Na casa das janelas de grades verdes

Ficava só, com suas lembranças e sonhos, quando a noite cedia lugar à luminosidade do crepúsculo matutino...

Olhava da janela, como quem olha a fruta, ainda coberta do sereno da noite que o sol começa, delicadamente, acariciar com seus raios, nas manhãs do sul...

Tinha a idéia fixa na figura do pescador, forte e moreno, que seu espírito consagrava, em estado de desvelo, ajudando-a a fugir à dura realidade.

Mas aquele era o seu mundo...

Apoiava-se à janela, como se a experimentar lá fora, o embalo das ondas. Seus dedos longos e finos contornavam os desenhos da grade verde que contrastava com o vermelho vinho de suas unhas. No salto alto, descansava o corpo esbelto que denunciava o cansaço da noite anterior. Tinha seios fartos e a cintura fina que lhe davam um ar de sensualidade. Os longos cabelos negros e o verde dos olhos lembravam as figuras alencarianas, mito e arquétipo no que tange a figura das fêmeas.

O barco do pescador, dourado do sol, aproximava-se... Era alto, forte, mas não conseguia definir bem suas feições.

Não quisera ser assim... Quisera ser a mulher simples, de cabelos escorridos, sem a pesada maquiagem. Uma mulher comum ao lado de alguém que a amasse realmente. Queria filhos, uma família, trabalhar num emprego descente. Talvez como a mulher do pescador moreno... Projetava na figura da desconhecida, um futuro igual. Sim, haveria de ter uma mulher assim aquele pescador. E continuava a sonhar com um futuro diferente, com um homem romântico e gentil, tão diferente daqueles a que estava acostumada na estúpida vida onde vegetava. Não entendia porque as pessoas chamavam aquilo de “vida fácil”.

Costumava ver os casaizinhos românticos, sob a brisa vespertina, em seus carros velozes ou sentados à praia, sorrindo, olhando-se nos olhos, amando-se: supunha no seu estado de espírito. Nem a isso ela tinha direito: sentar-se à praia, ouvir o mar, o farfalhar das folhas secas que caíam sobre as pedras.

Como era mesmo seu nome? Não lembrava.

____ Iracema-disseram-lhe um dia naquela casa. E assim ficou.

Chamava-se Iracema... Ceminha nas noites da casa de janelas de grades verdes.

A um canto do quarto, uma mesinha antiga, ao centro um abajur dourado sobre a cabeça da figura grega do Deus Minos. Ela o achava tão interessante... Mais alguns objetos espalhados, um perfume de flores e o livro que lera tantas vezes, quando se sentia deprimida. Não sabia de onde o tinha, quem o teria dado. Não sabia nada.

Abria as mesmas velhas e amareladas páginas, que seus olhos percorriam:

“O lábio do guerreiro suspirou mais uma vez o doce nome e soluçou, como se chamara outro lábio amante. Iracema sentiu que sua alma se escapava para embeber-se no ósculo ardente”.

O barco, agora se afastava da praia, levando o pescador forte e moreno...

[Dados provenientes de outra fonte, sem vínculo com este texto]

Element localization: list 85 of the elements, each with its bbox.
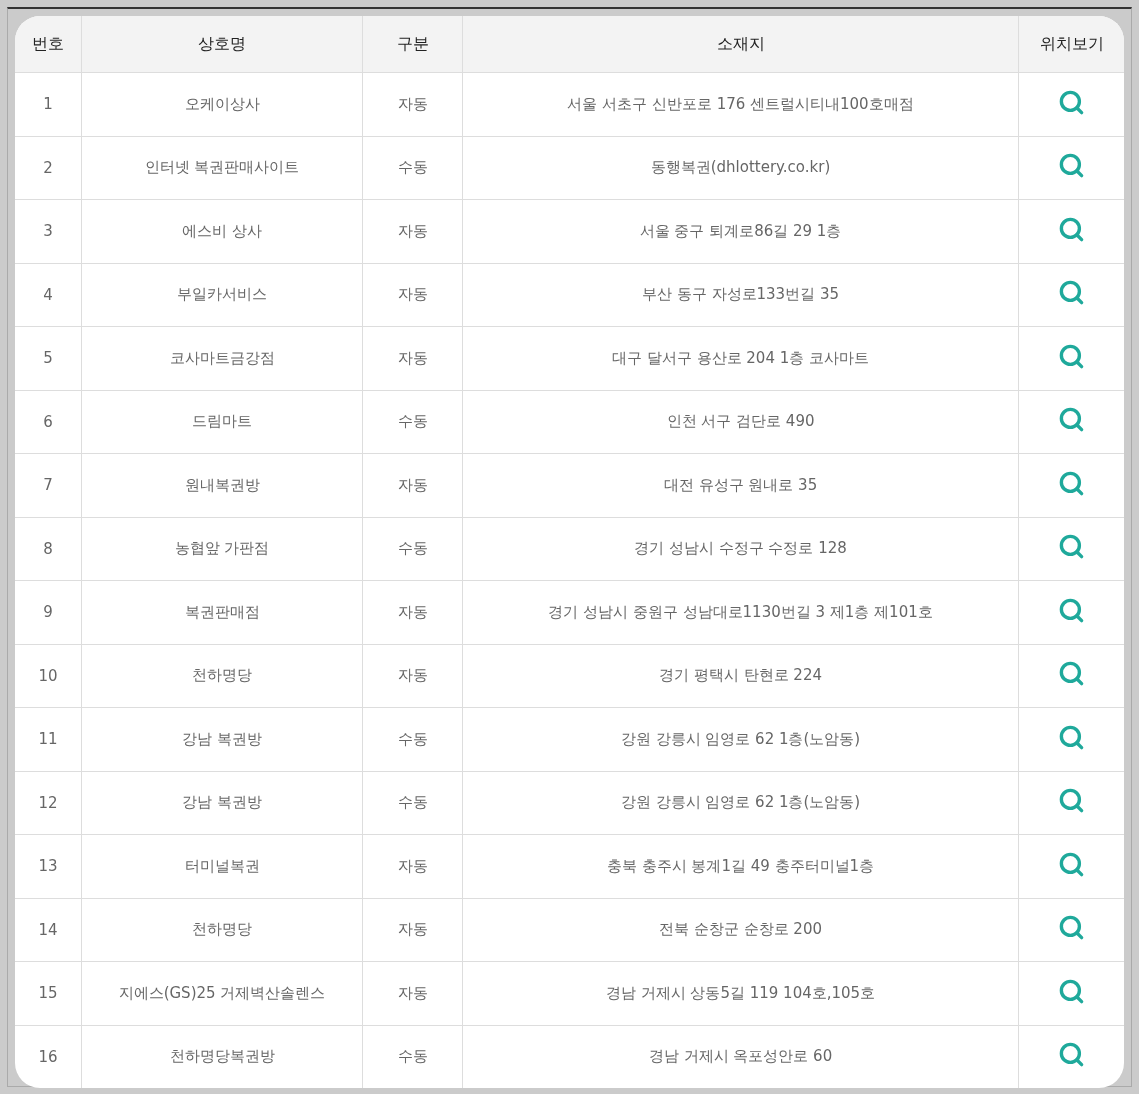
table-cell: 수동 [363,136,463,200]
table-cell: 6 [15,390,82,454]
table-cell: 자동 [363,327,463,391]
table-cell: 경기 평택시 탄현로 224 [463,644,1019,708]
table-cell: 대구 달서구 용산로 204 1층 코사마트 [463,327,1019,391]
column-header: 소재지 [463,16,1019,73]
table-cell: 10 [15,644,82,708]
table-cell: 동행복권(dhlottery.co.kr) [463,136,1019,200]
table-cell: 자동 [363,73,463,137]
table-cell: 부일카서비스 [82,263,363,327]
table-cell: 5 [15,327,82,391]
table-cell: 8 [15,517,82,581]
table-cell: 드림마트 [82,390,363,454]
table-cell: 자동 [363,898,463,962]
table-cell: 13 [15,835,82,899]
table-cell: 1 [15,73,82,137]
table-cell: 수동 [363,517,463,581]
search-icon[interactable] [1058,660,1085,688]
table-cell: 자동 [363,263,463,327]
table-cell: 12 [15,771,82,835]
table-cell: 4 [15,263,82,327]
table-cell: 전북 순창군 순창로 200 [463,898,1019,962]
table-cell: 인터넷 복권판매사이트 [82,136,363,200]
search-icon[interactable] [1058,533,1085,561]
table-cell: 강원 강릉시 임영로 62 1층(노암동) [463,708,1019,772]
table-cell: 7 [15,454,82,518]
table-cell: 자동 [363,962,463,1026]
table-cell: 서울 중구 퇴계로86길 29 1층 [463,200,1019,264]
table-cell: 서울 서초구 신반포로 176 센트럴시티내100호매점 [463,73,1019,137]
table-cell: 2 [15,136,82,200]
table-cell: 농협앞 가판점 [82,517,363,581]
table-cell: 천하명당 [82,644,363,708]
search-icon[interactable] [1058,1041,1085,1069]
column-header: 번호 [15,16,82,73]
search-icon[interactable] [1058,215,1085,243]
table-cell: 자동 [363,454,463,518]
table-cell: 에스비 상사 [82,200,363,264]
table-cell: 강남 복권방 [82,708,363,772]
search-icon[interactable] [1058,469,1085,497]
search-icon[interactable] [1058,914,1085,942]
search-icon[interactable] [1058,152,1085,180]
table-cell: 자동 [363,835,463,899]
table-cell: 경남 거제시 상동5길 119 104호,105호 [463,962,1019,1026]
table-cell: 천하명당 [82,898,363,962]
table-cell: 수동 [363,1025,463,1088]
table-cell: 부산 동구 자성로133번길 35 [463,263,1019,327]
table-cell: 자동 [363,200,463,264]
table-cell: 15 [15,962,82,1026]
table-cell: 3 [15,200,82,264]
table-cell: 천하명당복권방 [82,1025,363,1088]
column-header: 구분 [363,16,463,73]
table-cell: 대전 유성구 원내로 35 [463,454,1019,518]
table-cell: 경기 성남시 수정구 수정로 128 [463,517,1019,581]
search-icon[interactable] [1058,723,1085,751]
table-cell: 인천 서구 검단로 490 [463,390,1019,454]
table-cell: 터미널복권 [82,835,363,899]
table-cell: 수동 [363,390,463,454]
table-cell: 경기 성남시 중원구 성남대로1130번길 3 제1층 제101호 [463,581,1019,645]
search-icon[interactable] [1058,787,1085,815]
table-cell: 자동 [363,581,463,645]
table-cell: 수동 [363,771,463,835]
table-cell: 14 [15,898,82,962]
table-cell: 지에스(GS)25 거제벽산솔렌스 [82,962,363,1026]
table-cell: 복권판매점 [82,581,363,645]
table-cell: 강원 강릉시 임영로 62 1층(노암동) [463,771,1019,835]
table-cell: 16 [15,1025,82,1088]
search-icon[interactable] [1058,342,1085,370]
table-cell: 11 [15,708,82,772]
table-cell: 오케이상사 [82,73,363,137]
search-icon[interactable] [1058,977,1085,1005]
search-icon[interactable] [1058,406,1085,434]
search-icon[interactable] [1058,596,1085,624]
table-cell: 수동 [363,708,463,772]
table-cell: 충북 충주시 봉계1길 49 충주터미널1층 [463,835,1019,899]
table-cell: 원내복권방 [82,454,363,518]
table-cell: 강남 복권방 [82,771,363,835]
table-cell: 자동 [363,644,463,708]
search-icon[interactable] [1058,850,1085,878]
table-cell: 코사마트금강점 [82,327,363,391]
column-header: 위치보기 [1019,16,1124,73]
search-icon[interactable] [1058,88,1085,116]
search-icon[interactable] [1058,279,1085,307]
column-header: 상호명 [82,16,363,73]
table-cell: 9 [15,581,82,645]
table-cell: 경남 거제시 옥포성안로 60 [463,1025,1019,1088]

Àquela hora da manhã, a praia estava deserta... Não havia mesas, nem os casaizinhos românticos, nem os carros velozes. As pedras estavam vazias, somente as ondas brincavam entre elas, banhando-as da branca espuma do mar. Ah se pudesse lá se banhar, deixar que a espuma das ondas acariciasse-lhe o bico dos seios e a areia fina desse pouso a seus pés, até que a onda novamente voltasse para lavar-lhe, agora, a espuma do corpo, que fosse ao mar adentrando, adentrando, até não sabia aonde, não sabia para quê.

Àquela hora só havia o pescador em seus pensamentos. Ele lhe parecia o guerreiro branco de Iracema e ela não conseguia esquecê-lo.

Despiu a blusa verde-musgo, que se decotava graciosamente até os seios de pele jambo; a seda que fazia a saia palha, quase a igualar-se com o tom da areia do mar, a esconder-lhe as coxas redondas e firmes, e imaginava o fustigar das ondas por debaixo de sua saia...

Cansada, Iracema adormecia e sonhava... Sonhava com o pescador, o guerreiro branco, as águas do mar, o cantar da graúna de asas negras. Tudo emoldurado em seu sonho, como emoldurado ficava o mar e o barco na casa das janelas de grades verdes.